BERLIN, 21 April 2026 — United Nations Climate Change Executive Secretary Simon Stiell warned at the Petersberg Climate Dialogue on Tuesday that a spiralling fossil fuel crisis, exacerbated by the Iran war, is driving global instability and squeezing households and governments alike. Stiell said the spike in fossil fuel prices has delivered a “gut‑punch to every nation and billions of households” and is feeding what he called “fossil‑fuel driven stagflation” across world economies.
Speaking at the opening of the Berlin forum, Stiell painted a stark picture of the economic fallout: rising prices, falling growth, mounting public debt and shrinking policy space that undermine national sovereignty and social protections. “Fossil‑fuel driven stagflation is now stalking economies – driving up prices, driving down growth, pushing budgets deeper into quagmires of debt, and stripping away governments’ policy options and autonomy,” he said, urging climate cooperation as a central tool to counter both economic and environmental threats.
Stiell reiterated that accelerating the clean energy transition is essential not only for climate goals but for energy security and affordability. “Clean energy offers security and affordability – returning sovereignty to nations and their peoples,” he said, adding that while negotiations under the Paris Agreement have yielded landmark commitments, the focus must now shift to implementation. “Negotiations are one – and they remain critical. Now, in this era of implementation – we must turn them into projects on the ground,” he told delegates.
A key plank of Stiell’s message was the Action Agenda, which he said has been “mobilizing trillions of dollars within the real economy” and driving an irreversible shift to clean energy. He called for elevating the Action Agenda to sit alongside negotiations, stressing that scaling up projects and finance in both the global North and South is vital. Stiell demanded “far more finance flowing into developing countries” and stronger government cooperation to deliver measurable outcomes.
Looking ahead, Stiell set a tangible benchmark: he wants measurable progress before the second global stocktake at COP33 in 2028 so that the commitments made at COP28 are demonstrably on track. He highlighted priority areas where rapid action would yield outsized benefits — energy systems, methane reduction and food systems — and urged immediate steps to cut methane by 2030, calling the gas “an ultra‑potent greenhouse gas” whose rapid abatement could slow near‑term warming. He also underscored the need for resilience investments, noting the life‑saving value of early warning systems.

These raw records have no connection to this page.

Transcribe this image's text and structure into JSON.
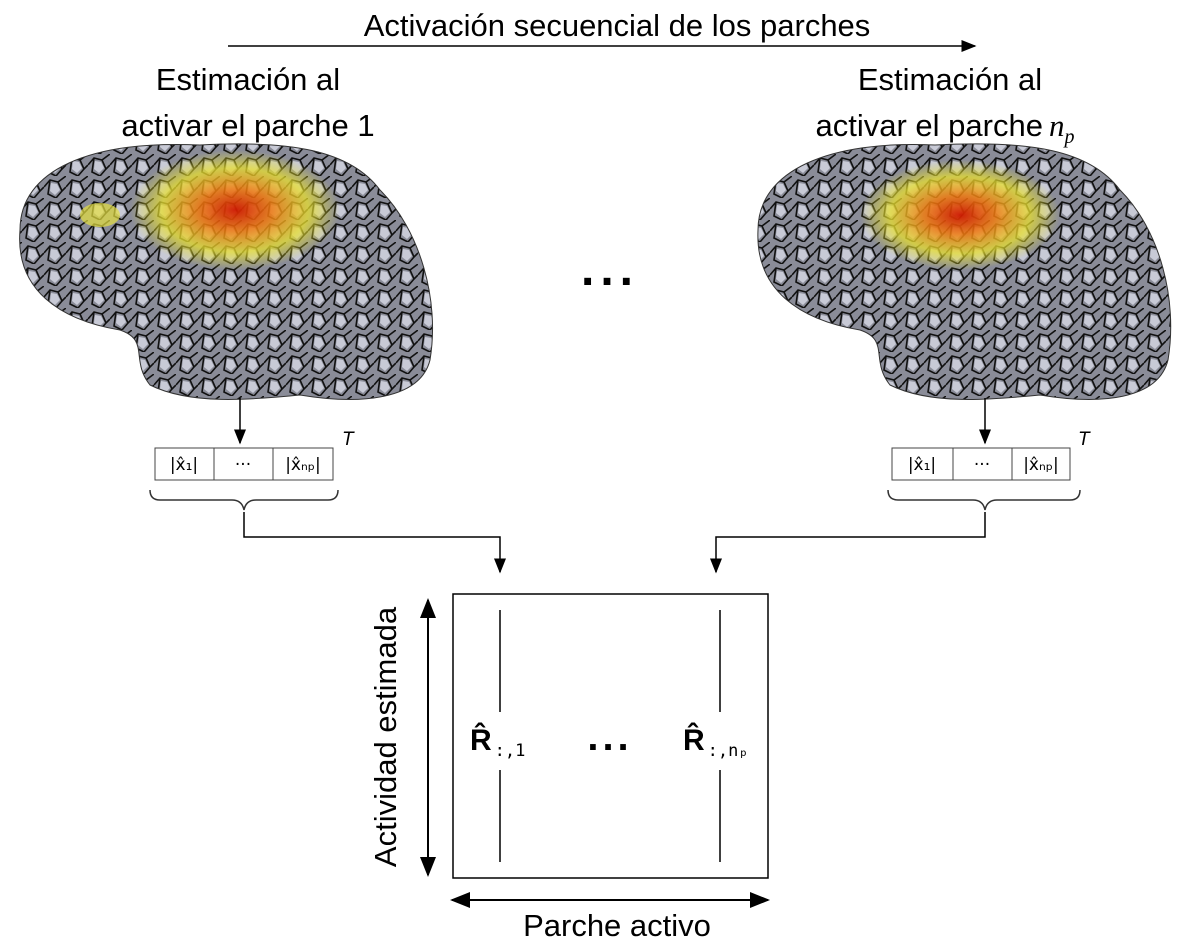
{
  "header": {
    "title": "Activación secuencial de los parches"
  },
  "panels": [
    {
      "label_line1": "Estimación al",
      "label_line2": "activar el parche 1",
      "label_math": null,
      "label_math_sub": null,
      "vector": {
        "cells": [
          "|x̂₁|",
          "···",
          "|x̂ₙₚ|"
        ],
        "transpose": "T"
      }
    },
    {
      "label_line1": "Estimación al",
      "label_line2": "activar el parche",
      "label_math": "n",
      "label_math_sub": "p",
      "vector": {
        "cells": [
          "|x̂₁|",
          "···",
          "|x̂ₙₚ|"
        ],
        "transpose": "T"
      }
    }
  ],
  "ellipsis": "...",
  "matrix": {
    "columns": [
      {
        "symbol": "R̂",
        "subscript": ":,1"
      },
      {
        "symbol": "R̂",
        "subscript": ":,nₚ"
      }
    ],
    "ellipsis": "...",
    "y_label": "Actividad estimada",
    "x_label": "Parche activo"
  }
}
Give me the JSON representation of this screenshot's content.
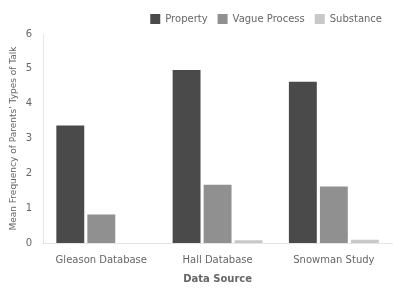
{
  "chart_data": {
    "type": "bar",
    "categories": [
      "Gleason Database",
      "Hall Database",
      "Snowman Study"
    ],
    "series": [
      {
        "name": "Property",
        "values": [
          3.37,
          4.97,
          4.63
        ],
        "color": "#4a4a4a"
      },
      {
        "name": "Vague Process",
        "values": [
          0.82,
          1.67,
          1.62
        ],
        "color": "#909090"
      },
      {
        "name": "Substance",
        "values": [
          0.0,
          0.08,
          0.09
        ],
        "color": "#c8c8c8"
      }
    ],
    "xlabel": "Data Source",
    "ylabel": "Mean Frequency of Parents' Types of Talk",
    "ylim": [
      0,
      6
    ],
    "yticks": [
      0,
      1,
      2,
      3,
      4,
      5,
      6
    ],
    "grid": false,
    "legend": "upper right"
  }
}
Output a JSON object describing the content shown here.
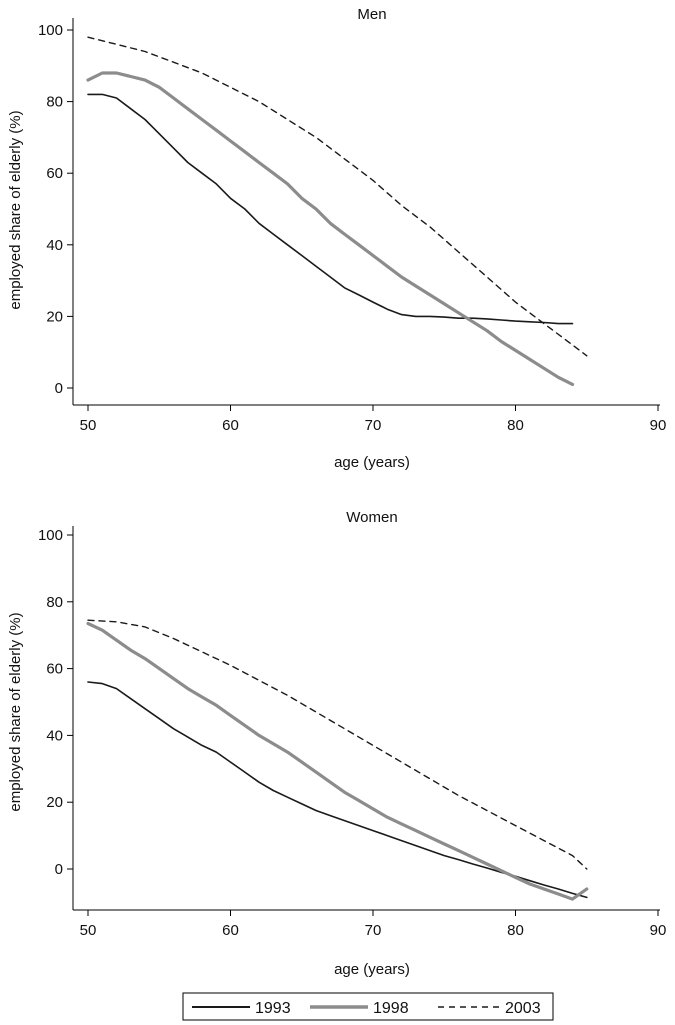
{
  "colors": {
    "1993": "#1a1a1a",
    "1998": "#8c8c8c",
    "2003": "#1a1a1a"
  },
  "chart_data": [
    {
      "type": "line",
      "title": "Men",
      "xlabel": "age (years)",
      "ylabel": "employed share of elderly (%)",
      "xlim": [
        50,
        90
      ],
      "ylim": [
        0,
        100
      ],
      "xticks": [
        "50",
        "60",
        "70",
        "80",
        "90"
      ],
      "yticks": [
        "0",
        "20",
        "40",
        "60",
        "80",
        "100"
      ],
      "series": [
        {
          "name": "1993",
          "style": "solid-thin",
          "x": [
            50,
            51,
            52,
            53,
            54,
            55,
            56,
            57,
            58,
            59,
            60,
            61,
            62,
            63,
            64,
            65,
            66,
            67,
            68,
            69,
            70,
            71,
            72,
            73,
            74,
            75,
            76,
            77,
            78,
            79,
            80,
            81,
            82,
            83,
            84
          ],
          "y": [
            82,
            82,
            81,
            78,
            75,
            71,
            67,
            63,
            60,
            57,
            53,
            50,
            46,
            43,
            40,
            37,
            34,
            31,
            28,
            26,
            24,
            22,
            20.5,
            20,
            20,
            19.8,
            19.5,
            19.5,
            19.3,
            19,
            18.7,
            18.5,
            18.3,
            18,
            18
          ]
        },
        {
          "name": "1998",
          "style": "solid-thick-gray",
          "x": [
            50,
            51,
            52,
            53,
            54,
            55,
            56,
            57,
            58,
            59,
            60,
            61,
            62,
            63,
            64,
            65,
            66,
            67,
            68,
            69,
            70,
            71,
            72,
            73,
            74,
            75,
            76,
            77,
            78,
            79,
            80,
            81,
            82,
            83,
            84
          ],
          "y": [
            86,
            88,
            88,
            87,
            86,
            84,
            81,
            78,
            75,
            72,
            69,
            66,
            63,
            60,
            57,
            53,
            50,
            46,
            43,
            40,
            37,
            34,
            31,
            28.5,
            26,
            23.5,
            21,
            18.5,
            16,
            13,
            10.5,
            8,
            5.5,
            3,
            1
          ]
        },
        {
          "name": "2003",
          "style": "dashed",
          "x": [
            50,
            52,
            54,
            56,
            58,
            60,
            62,
            64,
            66,
            68,
            70,
            72,
            74,
            76,
            78,
            80,
            82,
            84,
            85
          ],
          "y": [
            98,
            96,
            94,
            91,
            88,
            84,
            80,
            75,
            70,
            64,
            58,
            51,
            45,
            38,
            31,
            24,
            18,
            12,
            9
          ]
        }
      ]
    },
    {
      "type": "line",
      "title": "Women",
      "xlabel": "age (years)",
      "ylabel": "employed share of elderly (%)",
      "xlim": [
        50,
        90
      ],
      "ylim": [
        -10,
        100
      ],
      "xticks": [
        "50",
        "60",
        "70",
        "80",
        "90"
      ],
      "yticks": [
        "0",
        "20",
        "40",
        "60",
        "80",
        "100"
      ],
      "series": [
        {
          "name": "1993",
          "style": "solid-thin",
          "x": [
            50,
            51,
            52,
            53,
            54,
            55,
            56,
            57,
            58,
            59,
            60,
            61,
            62,
            63,
            64,
            65,
            66,
            67,
            68,
            69,
            70,
            71,
            72,
            73,
            74,
            75,
            76,
            77,
            78,
            79,
            80,
            81,
            82,
            83,
            84,
            85
          ],
          "y": [
            56,
            55.5,
            54,
            51,
            48,
            45,
            42,
            39.5,
            37,
            35,
            32,
            29,
            26,
            23.5,
            21.5,
            19.5,
            17.5,
            16,
            14.5,
            13,
            11.5,
            10,
            8.5,
            7,
            5.5,
            4,
            2.8,
            1.5,
            0.3,
            -1,
            -2.2,
            -3.5,
            -4.8,
            -6,
            -7.3,
            -8.5
          ]
        },
        {
          "name": "1998",
          "style": "solid-thick-gray",
          "x": [
            50,
            51,
            52,
            53,
            54,
            55,
            56,
            57,
            58,
            59,
            60,
            61,
            62,
            63,
            64,
            65,
            66,
            67,
            68,
            69,
            70,
            71,
            72,
            73,
            74,
            75,
            76,
            77,
            78,
            79,
            80,
            81,
            82,
            83,
            84,
            85
          ],
          "y": [
            73.5,
            71.5,
            68.5,
            65.5,
            63,
            60,
            57,
            54,
            51.5,
            49,
            46,
            43,
            40,
            37.5,
            35,
            32,
            29,
            26,
            23,
            20.5,
            18,
            15.5,
            13.5,
            11.5,
            9.5,
            7.5,
            5.5,
            3.5,
            1.5,
            -0.5,
            -2.5,
            -4.5,
            -6,
            -7.5,
            -9,
            -6
          ]
        },
        {
          "name": "2003",
          "style": "dashed",
          "x": [
            50,
            52,
            54,
            56,
            58,
            60,
            62,
            64,
            66,
            68,
            70,
            72,
            74,
            76,
            78,
            80,
            82,
            84,
            85
          ],
          "y": [
            74.5,
            74,
            72.5,
            69,
            65,
            61,
            56.5,
            52,
            47,
            42,
            37,
            32,
            27,
            22,
            17.5,
            13,
            8.5,
            4,
            0
          ]
        }
      ]
    }
  ],
  "legend": {
    "position": "bottom-center",
    "entries": [
      "1993",
      "1998",
      "2003"
    ]
  }
}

Stiell’s intervention comes as Pacific Island countries and other developing economies face immediate shocks from higher fuel and fertiliser costs. Regional analysts have warned that volatility in routes such as the Strait of Hormuz and geopolitical tensions in the Middle East are already raising energy bills and food import costs for island states. Pacific leaders, including Fiji’s recent calls for climate justice and support for a managed transition away from fossil fuels, will be watching whether the finance and implementation Stiell demands materialise into concrete projects and funding flows.
At the Petersberg Dialogue, UN Secretary‑General António Guterres also urged nations to “unleash the renewables revolution,” underscoring a coordinated push for rapid deployment of clean energy technologies. Stiell’s remarks signal a shift in the UN climate agenda from negotiation to delivery, with an explicit timeline and economic framing intended to broaden political support ahead of COP33.